Je suis allée voir un docteur à Saint-Étienne, qui m'a dit qu'il n'y avait plus rien à faire. Je ne me suis pas découragée pour autant et je suis allée voir un autre docteur, à Lyon. Quand il m'a dit la même chose que le premier docteur, j'ai compris que je deviendrai forcément aveugle.

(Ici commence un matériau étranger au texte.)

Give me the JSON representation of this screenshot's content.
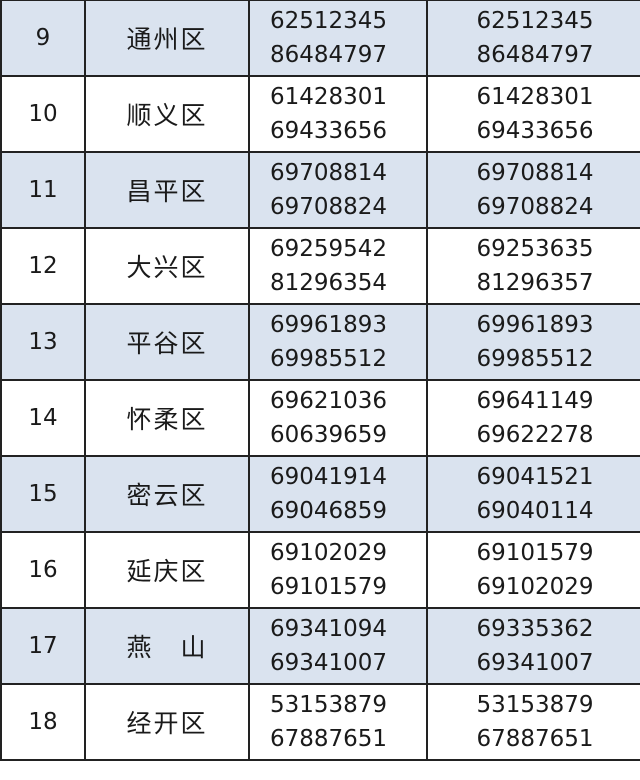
{
  "rows": [
    {
      "no": "9",
      "district": "通州区",
      "col_a": [
        "62512345",
        "86484797"
      ],
      "col_b": [
        "62512345",
        "86484797"
      ]
    },
    {
      "no": "10",
      "district": "顺义区",
      "col_a": [
        "61428301",
        "69433656"
      ],
      "col_b": [
        "61428301",
        "69433656"
      ]
    },
    {
      "no": "11",
      "district": "昌平区",
      "col_a": [
        "69708814",
        "69708824"
      ],
      "col_b": [
        "69708814",
        "69708824"
      ]
    },
    {
      "no": "12",
      "district": "大兴区",
      "col_a": [
        "69259542",
        "81296354"
      ],
      "col_b": [
        "69253635",
        "81296357"
      ]
    },
    {
      "no": "13",
      "district": "平谷区",
      "col_a": [
        "69961893",
        "69985512"
      ],
      "col_b": [
        "69961893",
        "69985512"
      ]
    },
    {
      "no": "14",
      "district": "怀柔区",
      "col_a": [
        "69621036",
        "60639659"
      ],
      "col_b": [
        "69641149",
        "69622278"
      ]
    },
    {
      "no": "15",
      "district": "密云区",
      "col_a": [
        "69041914",
        "69046859"
      ],
      "col_b": [
        "69041521",
        "69040114"
      ]
    },
    {
      "no": "16",
      "district": "延庆区",
      "col_a": [
        "69102029",
        "69101579"
      ],
      "col_b": [
        "69101579",
        "69102029"
      ]
    },
    {
      "no": "17",
      "district": "燕　山",
      "col_a": [
        "69341094",
        "69341007"
      ],
      "col_b": [
        "69335362",
        "69341007"
      ]
    },
    {
      "no": "18",
      "district": "经开区",
      "col_a": [
        "53153879",
        "67887651"
      ],
      "col_b": [
        "53153879",
        "67887651"
      ]
    }
  ],
  "colors": {
    "shaded_row": "#dae3ef",
    "border": "#222222"
  }
}
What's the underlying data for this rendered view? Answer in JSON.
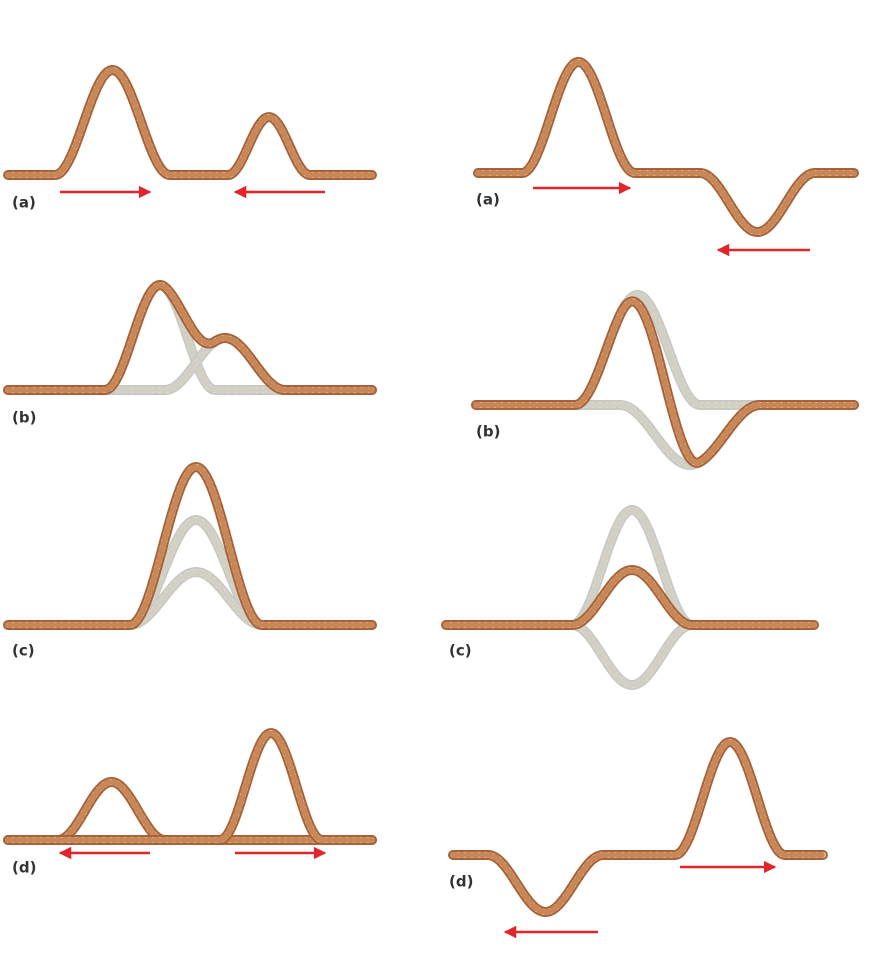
{
  "left": {
    "labels": [
      "(a)",
      "(b)",
      "(c)",
      "(d)"
    ]
  },
  "right": {
    "labels": [
      "(a)",
      "(b)",
      "(c)",
      "(d)"
    ]
  }
}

J'écoute de la musique avec un lecteur cassettes. J'ai dû demander à Antonio de mettre des repères sur les boutons qui me sont utiles, pour ne pas confondre avec d'autres boutons. J'ai une télévision, et je regarde parfois des films, mais je n'arrive pas à suivre s'il y a beaucoup de personnages. Parfois, je ferme les yeux et je tente de me repérer dans ma chambre, pour m'entraîner en prévision du moment où je serai aveugle. Je me cogne à chaque fois sur mes meubles. Lorsque le moment sera venu, je retirerai tous les objets qui sont sur mes meubles et je ne laisserai qu'un vase avec des fleurs artificielles dedans. Un grand vase que j'ai déjà, et des jolies fleurs, que j'ai déjà aussi. Quand je serai définitivement aveugle, ce sera comme si j'étais morte.